Judging a song is like placing an order at Marianne's: everything's good, but only one can be the winner. How would I know? Because I got to judge the final round of this year's Britannia Arms Songwriters Showcase. Walking into Aptos' favorite British pub, I was greeted by Songwriter Showcase founder Ken Capitanich, who casually informed me that I would be judging tonight's showdown, along with Metro Santa Cruz literary hero Paul Wagner. Why me, you might ask? I was a little skeptical myself. Sure, I write about music, and I might even know a thing or two about songwriting, but compared to Mr.

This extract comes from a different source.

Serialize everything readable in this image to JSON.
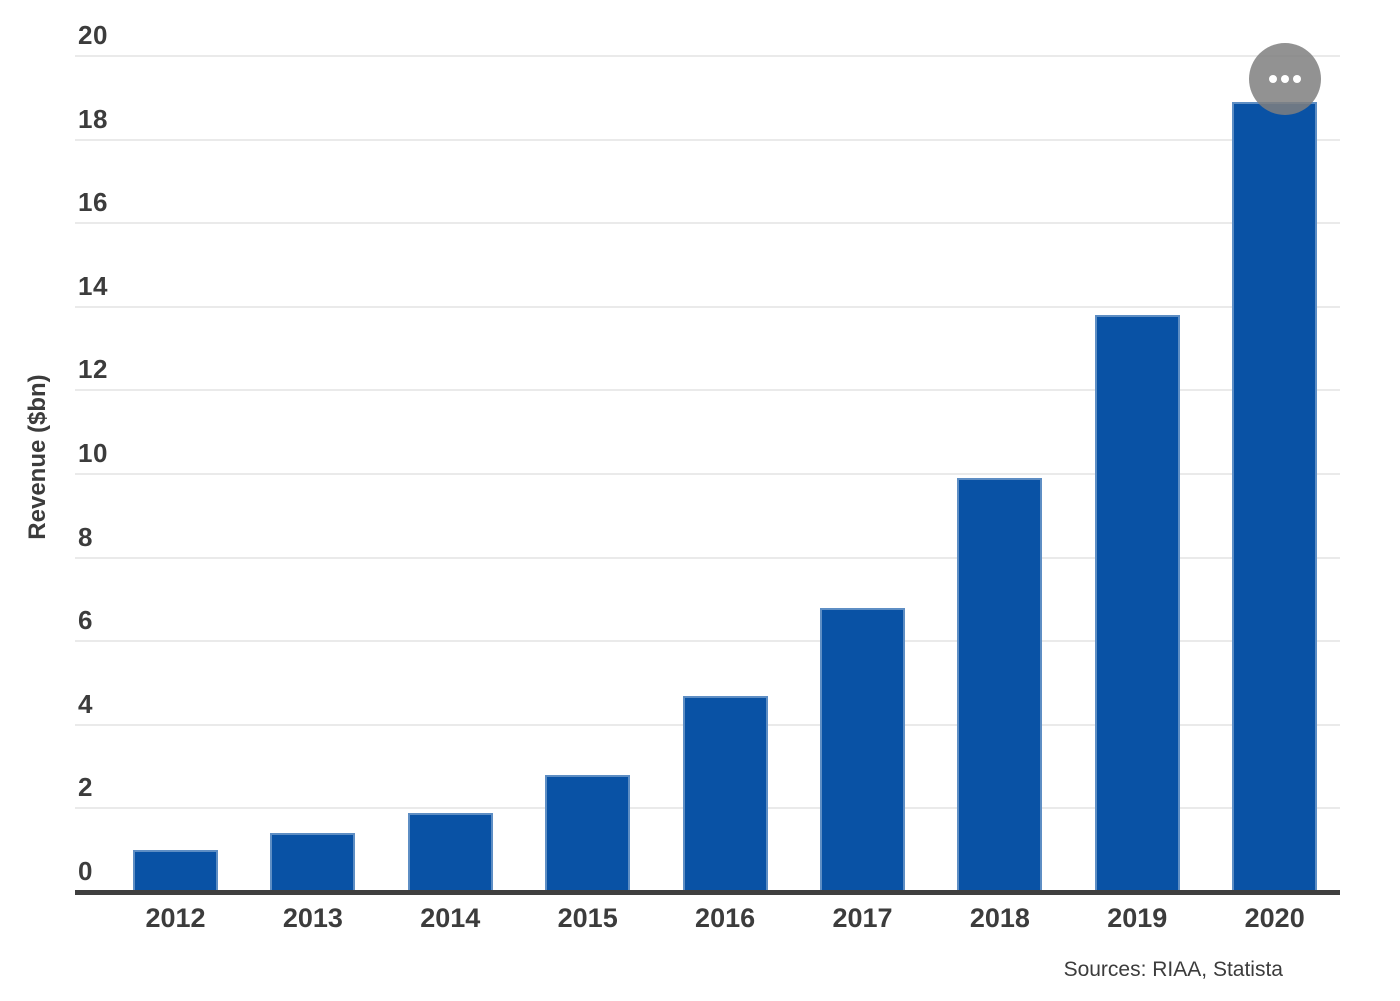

Wagner--who works as a recording artist and "musical consultant" in between writing gigs--I'm like the Elmer Fudd of the music world. After a charming number by Ukulele Dick (a.k.a. Rick McKee) and Jayme Kelly Curtis, the showcase kicked off with Mike Mattingly. Mattingly's website calls his music "Hillbilly Hawaiian," a fitting description for the laid-back tunes the local rocker brought to the showcase. The next performer, Steve Hohstadt, exhibited an entirely different flavor with his country-folk leanings, impressing at least one judge with a haunting tale of a war veteran's tortured soul. "So here I am on this street, fighting demons I can't defeat," crooned Hohstadt. "It may seem that I am weak, but it's forgiveness that I seek." Now that's songwriting anyone can appreciate.

Third on the roster was local up-and-comer Amanda West, whose beautifully polished voice delivered two drastically different songs, each one containing the fluttering brilliance of West's songwriting. Her "Illuminate My Soul" was dazzling enough to illuminate everyone else's as well. West's eventual second-place finish indeed struck a high note. Elizabeth Jonasson, whose keyboard-accompanied melodies had a particularly forlorn vibe, followed West. The two are no strangers to sharing stage time; they often play shows together around town. They play Oakland's Nomad Café on May 30. Jim Joseph provided the night's comic relief with his dry wit and slightly perplexing jazz ditties. Joseph wasn't the only performer out for a few laughs, as (outlaw) country-rocker Steve Griswold proved with his rollicking "Cocaine and Beer." In between Joseph and Griswold was showcase winner Matt Valesquez. No more than 30 seconds into his first song, it was clear he possesses the Almighty Gift of Song: perfect pitch, natural songwriting ability and excellent guitar playing led the judges to crown him champ without hesitation. His voice was reminiscent of Eagles frontman Don Henley, but his music had little in common with the classic rock mainstay, instead resembling something between Jack Johnson's mellow rock and the neofolk of Brett Dennen. Expect to hear more from Velasquez in the future.

The night ended with a couple acoustic folk numbers from Carmel's Stephen Mortenson before a wrap-up starring, once again, Ukulele Dick and Jayme Kelly Curtis. The votes came in, the winners were announced, and my first experience as a judge sadly came to an end. But I've got hope--maybe American Idol will be looking for a new face next season?